The U.S. Energy Information Administration (EIA) released its weekly petroleum status report Wednesday morning showing that U.S. commercial crude inventories increased by 3.2 million barrels last week, maintaining a total U.S. commercial crude inventory of 426 million barrels. The commercial crude inventory is now about 2% higher than the five-year average for this time of year.
Tuesday evening the American Petroleum Institute (API) reported that crude inventories increased by about 5.69 million barrels in the week ending October 26. Gasoline inventories decreased by 3.5 million barrels and distillate stockpiles dropped by about 3.1 million barrels. For the same period, analysts expected crude inventories to increase by about 4.1 million barrels. Gasoline inventories were seen down about 2.1 million barrels, and distillate inventories were also expected to fall by about 1.4 million barrels.
Before the EIA report, benchmark West Texas Intermediate (WTI) crude for December delivery traded down about 0.4% at around $65.83 a barrel, and it traded at $65.99 shortly after the report’s release. WTI for December delivery opened at $66.32 Wednesday morning, up about 0.2% from Tuesday’s settlement price of $66.32. The 52-week range on December futures is $52.44 to $76.72.
Crude oil futures have taken a beating in October. December futures were down about 13% for the month as of Tuesday’s settlement. The decline is a reaction to a more slowly growing global economy. That leads to a drop in demand for oil, which leads to less investment in exploring for and producing more oil. Prices fall until demand rises enough to push the price of crude high enough for drillers to make a profit and then, typically, the cycle repeats.
OPEC has tried to support oil prices by cutting output and may try to do so again in conjunction with invited partners like Russia. But if history is any guide, the cartel will lose market share to other producers and eventually will be forced to accept the market reality.
Will this be how the current downturn in crude prices will turn out? It’s not guaranteed, but it’s a decent bet.
Total gasoline inventories decreased by 3.2 million barrels last week, according to the EIA, and remain about 6% above the five-year average range. U.S. refineries produced about 10.4 million barrels of gasoline a day last week, up by around 400,000 barrels compared with the prior week. Total motor gasoline supplied (the agency’s proxy for demand) averaged 9.2 million barrels a day for the past four weeks, about flat compared with the prior week’s average.
Week over week, U.S. crude oil exports rose by 305,000 barrels a day last week and U.S. production rose by 300,000 barrels to 11.2 million barrels a day. Exports averaged 2.49 million barrels a day last week and have a cumulative daily average for the year of 1.87 million barrels a day, a 107% increase over the year-ago export total.
Distillate inventories fell by 4.1 million barrels last week and are about 5% below the five-year average range for this time of year.
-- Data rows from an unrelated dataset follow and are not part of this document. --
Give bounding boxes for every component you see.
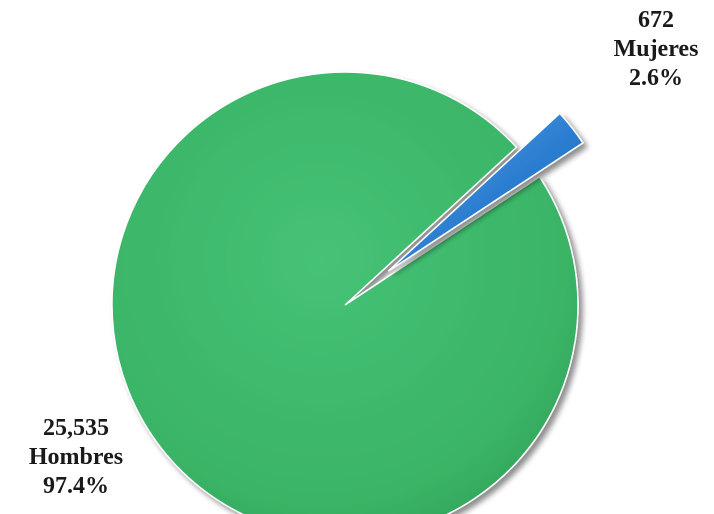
pie-slice-hombres (111, 71, 579, 514)
data-label-mujeres: 672 Mujeres 2.6% (606, 6, 706, 93)
data-label-mujeres-count: 672 (638, 7, 674, 33)
data-label-hombres-category: Hombres (28, 444, 124, 470)
slice-layer (111, 71, 584, 514)
data-label-mujeres-category: Mujeres (613, 36, 699, 62)
data-label-hombres-percent: 97.4% (43, 473, 109, 499)
data-label-hombres-count: 25,535 (43, 415, 109, 441)
data-label-mujeres-percent: 2.6% (629, 65, 683, 91)
pie-slice-mujeres (387, 112, 584, 272)
data-label-hombres: 25,535 Hombres 97.4% (6, 414, 146, 501)
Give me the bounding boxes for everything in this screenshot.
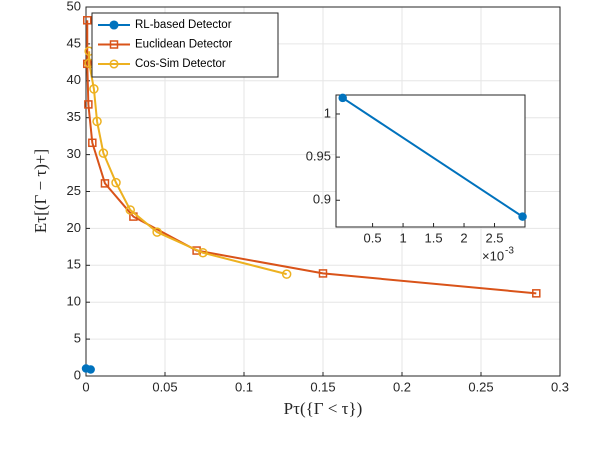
legend-marker	[109, 20, 119, 30]
x-tick-label: 2	[460, 230, 467, 245]
y-tick-label: 45	[67, 35, 81, 50]
y-tick-label: 1	[324, 105, 331, 120]
x-tick-label: 0.15	[310, 379, 335, 394]
x-tick-label: 1	[399, 230, 406, 245]
legend-label: Cos-Sim Detector	[135, 58, 226, 70]
y-axis-label: Eτ[(Γ − τ)+]	[31, 149, 50, 233]
marker	[89, 84, 99, 94]
x-multiplier-exponent: -3	[505, 246, 514, 257]
marker	[318, 269, 328, 278]
x-tick-label: 0.25	[468, 379, 493, 394]
x-tick-label: 1.5	[425, 230, 443, 245]
x-tick-label: 0.3	[551, 379, 569, 394]
y-tick-label: 40	[67, 72, 81, 87]
axes-box	[85, 6, 561, 377]
x-tick-label: 2.5	[485, 230, 503, 245]
marker	[83, 16, 92, 25]
y-tick-label: 50	[67, 0, 81, 13]
y-tick-label: 20	[67, 220, 81, 235]
legend-label: Euclidean Detector	[135, 39, 232, 51]
plot-area	[336, 95, 525, 227]
series-line	[86, 20, 537, 295]
y-tick-label: 0.9	[313, 192, 331, 207]
marker	[532, 289, 541, 298]
x-tick-label: 0	[82, 379, 89, 394]
y-tick-label: 0.95	[306, 149, 331, 164]
series-line	[342, 97, 524, 218]
marker	[88, 138, 97, 148]
marker	[518, 212, 527, 221]
marker	[338, 93, 347, 103]
marker	[100, 179, 110, 188]
x-tick-label: 0.2	[393, 379, 411, 394]
marker	[98, 148, 109, 158]
x-tick-label: 0.5	[364, 230, 382, 245]
y-tick-label: 25	[67, 183, 81, 198]
legend-label: RL-based Detector	[135, 19, 232, 31]
marker	[125, 205, 135, 215]
marker	[84, 100, 93, 109]
x-multiplier: ×10	[482, 248, 504, 263]
y-tick-label: 35	[67, 109, 81, 124]
y-tick-label: 0	[74, 367, 81, 382]
marker	[92, 116, 102, 127]
y-tick-label: 30	[67, 146, 81, 161]
legend-marker	[109, 59, 119, 69]
y-tick-label: 5	[74, 331, 81, 346]
y-tick-label: 10	[67, 294, 81, 309]
axes-box	[335, 94, 526, 228]
marker	[198, 248, 208, 258]
marker	[86, 365, 95, 374]
x-tick-label: 0.05	[152, 379, 177, 394]
x-tick-label: 0.1	[235, 379, 253, 394]
y-tick-label: 15	[67, 257, 81, 272]
legend-marker	[109, 40, 119, 49]
marker	[111, 177, 121, 188]
x-axis-label: Pτ({Γ < τ})	[284, 399, 363, 418]
marker	[152, 227, 162, 237]
marker	[281, 269, 292, 279]
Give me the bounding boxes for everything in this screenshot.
Distillate product supplied averaged 4.2 million barrels a day for the past four weeks, up by about 100,000 barrels compared with the prior week’s average. Distillate production averaged 5 million barrels a day last week, unchanged compared with the prior week’s production.
For the past week, crude imports averaged 7.3 million barrels a day, down by 334,000 barrels a day compared with the previous week. Refineries were running at 89.4% of capacity, with daily input averaging 16.4 million barrels a day, about 149,000 barrels more than the previous week’s average. Exports of refined products rose by 6,000 barrels a day last week to remain at about 5.35 million barrels a day.
Rising crude oil production is being partially offset by low refinery utilization. While last week’s numbers appear to support higher prices, that support is weak and is likely to collapse in front of the next little breeze.
According to AAA, the current national average pump price per gallon of regular gasoline is $2.80, down more than four cents from $2.844 a week ago and down by more than 7.5 cents compared with the month-ago price. Last year at this time, a gallon of regular gasoline cost $2.469 on average in the United States.
Here is a look at how share prices for two blue-chip stocks and two exchange-traded funds reacted to this latest report.
Exxon Mobil Corp. (NYSE: XOM) traded up about 1.8%, at $80.16 in a 52-week range of $72.16 to $89.30. Over the past 12 months, Exxon stock has traded down about 3.9%.
Chevron Corp. (NYSE: CVX) traded up about 1.4%, at $112.36 in a 52-week range of $108.02 to $133.88. As of last night’s close, Chevron shares are trading down about 2.1% over the past year.
The United States Oil ETF (NYSEARCA: USO) traded up about 0.3%, at $14.07 in a 52-week range of $10.82 to $16.24.
The VanEck Vectors Oil Services ETF (NYSEAMERICAN: OIH) traded up about 0.9%, at $21.03 in a 52-week range of $20.10 to $29.87.